Member of the Chamber of Deputies
- In office 20 June 1979 – 14 April 1994
- Constituency: Benevento

Personal details
- Born: 9 November 1938 (age 87) Piaggine, Salerno
- Party: Italian Socialist Party
- Occupation: Lawyer

= Carmelo Conte =

Italian lawyer and politician (born 1938)

Carmelo Conte (born 1938) is an Italian retired lawyer and socialist politician who served as the minister for urban areas problems for three terms.

==Biography==
Conte was born in Piaggine, Salerno, on 9 November 1938. He has a bachelor's degree in law. He was a member of the Italian Socialist Party. Conte was one of the close allies of Bettino Craxi, leader of the party.
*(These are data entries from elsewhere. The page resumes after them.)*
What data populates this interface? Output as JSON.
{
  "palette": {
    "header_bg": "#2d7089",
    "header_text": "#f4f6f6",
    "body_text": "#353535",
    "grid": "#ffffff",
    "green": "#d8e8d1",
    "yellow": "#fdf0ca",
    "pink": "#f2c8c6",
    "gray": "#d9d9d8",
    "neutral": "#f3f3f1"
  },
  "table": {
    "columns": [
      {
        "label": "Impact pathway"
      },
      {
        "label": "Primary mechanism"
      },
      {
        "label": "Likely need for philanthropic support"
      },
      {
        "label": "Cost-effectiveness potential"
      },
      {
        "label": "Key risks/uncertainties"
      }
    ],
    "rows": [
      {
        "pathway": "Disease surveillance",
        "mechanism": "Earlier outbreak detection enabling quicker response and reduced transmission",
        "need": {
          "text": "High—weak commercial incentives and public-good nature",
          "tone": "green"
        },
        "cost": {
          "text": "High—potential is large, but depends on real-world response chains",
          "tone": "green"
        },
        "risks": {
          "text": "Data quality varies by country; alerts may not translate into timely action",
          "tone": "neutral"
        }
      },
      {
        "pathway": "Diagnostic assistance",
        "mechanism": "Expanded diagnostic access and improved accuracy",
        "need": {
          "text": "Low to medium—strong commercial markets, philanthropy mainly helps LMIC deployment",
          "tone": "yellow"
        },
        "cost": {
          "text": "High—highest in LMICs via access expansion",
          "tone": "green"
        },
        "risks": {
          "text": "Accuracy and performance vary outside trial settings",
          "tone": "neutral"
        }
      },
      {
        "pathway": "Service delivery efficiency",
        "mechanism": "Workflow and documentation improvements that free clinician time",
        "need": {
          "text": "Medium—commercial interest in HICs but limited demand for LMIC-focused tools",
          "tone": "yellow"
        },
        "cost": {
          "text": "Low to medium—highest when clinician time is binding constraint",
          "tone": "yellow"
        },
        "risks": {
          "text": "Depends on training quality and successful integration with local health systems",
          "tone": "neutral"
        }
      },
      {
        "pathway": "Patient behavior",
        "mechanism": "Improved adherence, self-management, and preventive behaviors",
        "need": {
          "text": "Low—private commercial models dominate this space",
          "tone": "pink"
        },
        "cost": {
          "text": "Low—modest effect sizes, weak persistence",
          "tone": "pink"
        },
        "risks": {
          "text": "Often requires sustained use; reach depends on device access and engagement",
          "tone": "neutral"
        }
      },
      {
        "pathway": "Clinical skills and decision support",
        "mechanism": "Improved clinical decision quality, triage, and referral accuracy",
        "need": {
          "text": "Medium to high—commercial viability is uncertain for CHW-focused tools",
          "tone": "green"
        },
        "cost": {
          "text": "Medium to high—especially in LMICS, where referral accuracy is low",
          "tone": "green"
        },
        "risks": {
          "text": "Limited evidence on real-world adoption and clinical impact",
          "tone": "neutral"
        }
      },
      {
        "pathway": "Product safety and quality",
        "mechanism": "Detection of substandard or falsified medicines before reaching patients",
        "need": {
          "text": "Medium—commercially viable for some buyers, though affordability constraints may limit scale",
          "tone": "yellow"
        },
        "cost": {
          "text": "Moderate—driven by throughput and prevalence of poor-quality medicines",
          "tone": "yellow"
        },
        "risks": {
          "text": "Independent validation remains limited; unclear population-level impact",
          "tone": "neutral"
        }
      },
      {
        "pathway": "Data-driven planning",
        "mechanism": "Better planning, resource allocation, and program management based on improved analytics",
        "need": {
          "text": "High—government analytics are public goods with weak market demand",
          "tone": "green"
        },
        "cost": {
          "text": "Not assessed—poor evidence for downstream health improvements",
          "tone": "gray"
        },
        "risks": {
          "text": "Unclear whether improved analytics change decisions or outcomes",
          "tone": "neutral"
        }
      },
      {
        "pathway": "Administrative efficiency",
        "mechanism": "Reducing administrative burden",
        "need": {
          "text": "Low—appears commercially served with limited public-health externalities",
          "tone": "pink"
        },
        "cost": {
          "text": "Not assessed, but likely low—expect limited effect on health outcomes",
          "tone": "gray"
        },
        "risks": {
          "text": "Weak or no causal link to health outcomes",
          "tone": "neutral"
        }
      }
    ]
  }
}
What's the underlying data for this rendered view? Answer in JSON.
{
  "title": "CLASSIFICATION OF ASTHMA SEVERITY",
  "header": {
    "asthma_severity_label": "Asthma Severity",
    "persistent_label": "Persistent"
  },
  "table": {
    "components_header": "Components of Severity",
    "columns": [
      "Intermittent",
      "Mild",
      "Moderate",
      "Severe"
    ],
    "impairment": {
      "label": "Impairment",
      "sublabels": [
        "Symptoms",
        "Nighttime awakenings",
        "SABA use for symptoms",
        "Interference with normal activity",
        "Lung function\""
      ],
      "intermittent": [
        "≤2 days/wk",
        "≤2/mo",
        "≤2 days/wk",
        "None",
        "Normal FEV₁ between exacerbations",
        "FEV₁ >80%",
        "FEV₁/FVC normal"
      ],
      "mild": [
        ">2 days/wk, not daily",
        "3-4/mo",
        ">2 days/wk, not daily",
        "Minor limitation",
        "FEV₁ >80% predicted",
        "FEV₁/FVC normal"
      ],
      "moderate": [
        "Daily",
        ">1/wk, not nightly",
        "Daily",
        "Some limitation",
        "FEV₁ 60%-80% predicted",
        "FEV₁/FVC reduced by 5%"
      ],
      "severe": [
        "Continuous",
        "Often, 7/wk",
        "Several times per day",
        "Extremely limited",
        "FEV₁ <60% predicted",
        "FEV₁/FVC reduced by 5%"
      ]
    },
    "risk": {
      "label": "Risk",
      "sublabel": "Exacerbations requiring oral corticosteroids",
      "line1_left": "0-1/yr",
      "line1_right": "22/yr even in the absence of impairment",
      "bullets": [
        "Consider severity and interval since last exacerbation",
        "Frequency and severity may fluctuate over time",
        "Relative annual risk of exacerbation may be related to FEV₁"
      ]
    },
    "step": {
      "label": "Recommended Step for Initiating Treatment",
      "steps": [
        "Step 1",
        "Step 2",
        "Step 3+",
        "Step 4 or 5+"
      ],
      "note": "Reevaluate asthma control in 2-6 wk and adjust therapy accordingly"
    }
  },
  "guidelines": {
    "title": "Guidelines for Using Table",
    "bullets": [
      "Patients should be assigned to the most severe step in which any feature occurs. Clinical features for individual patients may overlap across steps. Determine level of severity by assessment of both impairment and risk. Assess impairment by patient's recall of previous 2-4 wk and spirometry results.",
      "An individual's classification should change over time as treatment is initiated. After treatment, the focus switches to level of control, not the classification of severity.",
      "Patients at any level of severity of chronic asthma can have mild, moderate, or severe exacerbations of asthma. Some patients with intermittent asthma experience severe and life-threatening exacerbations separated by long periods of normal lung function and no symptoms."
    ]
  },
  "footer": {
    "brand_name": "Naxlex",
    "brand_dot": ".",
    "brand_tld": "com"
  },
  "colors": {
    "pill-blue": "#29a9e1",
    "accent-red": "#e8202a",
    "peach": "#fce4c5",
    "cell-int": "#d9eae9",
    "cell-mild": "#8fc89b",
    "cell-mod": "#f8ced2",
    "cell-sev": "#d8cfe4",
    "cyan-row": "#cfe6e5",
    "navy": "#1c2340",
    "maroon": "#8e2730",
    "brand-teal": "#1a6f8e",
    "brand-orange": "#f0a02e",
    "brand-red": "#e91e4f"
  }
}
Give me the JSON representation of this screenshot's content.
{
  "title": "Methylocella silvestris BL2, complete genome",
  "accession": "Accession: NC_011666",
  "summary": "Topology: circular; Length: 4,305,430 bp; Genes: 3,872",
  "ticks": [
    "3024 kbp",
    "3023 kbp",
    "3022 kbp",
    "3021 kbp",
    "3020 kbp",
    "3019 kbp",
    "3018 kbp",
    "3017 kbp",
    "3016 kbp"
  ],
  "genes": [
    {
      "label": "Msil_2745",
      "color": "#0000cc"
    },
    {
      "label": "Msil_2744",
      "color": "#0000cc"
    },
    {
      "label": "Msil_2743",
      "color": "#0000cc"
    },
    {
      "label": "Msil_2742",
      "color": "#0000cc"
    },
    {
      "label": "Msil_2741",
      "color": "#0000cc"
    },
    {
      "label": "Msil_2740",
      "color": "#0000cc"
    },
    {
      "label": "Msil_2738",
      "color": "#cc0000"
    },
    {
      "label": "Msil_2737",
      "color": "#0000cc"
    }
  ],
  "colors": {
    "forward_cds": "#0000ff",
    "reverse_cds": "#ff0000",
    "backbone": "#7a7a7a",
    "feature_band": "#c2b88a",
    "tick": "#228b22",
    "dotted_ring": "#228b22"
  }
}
Conte was first elected to the Italian Parliament in 1979 for the Italian Socialist Party from Benevento. He served in the Parliament for three more terms until 1994. Patrick McCarthy, an American scholar, argues that Conte created a nepotic network in his election region based in Salerno like other leading socialist politicians of the period.

Conte was appointed minister without portfolio for urban problems on 22 July 1989 to the sixth cabinet of Giulio Andreotti. He also held the post in the next cabinet of Giulio Andreotti and in the first cabinet of Giuliano Amato. Conte's term ended on 28 April 1993.

Conte has been the author of several books last of which was published in 2019.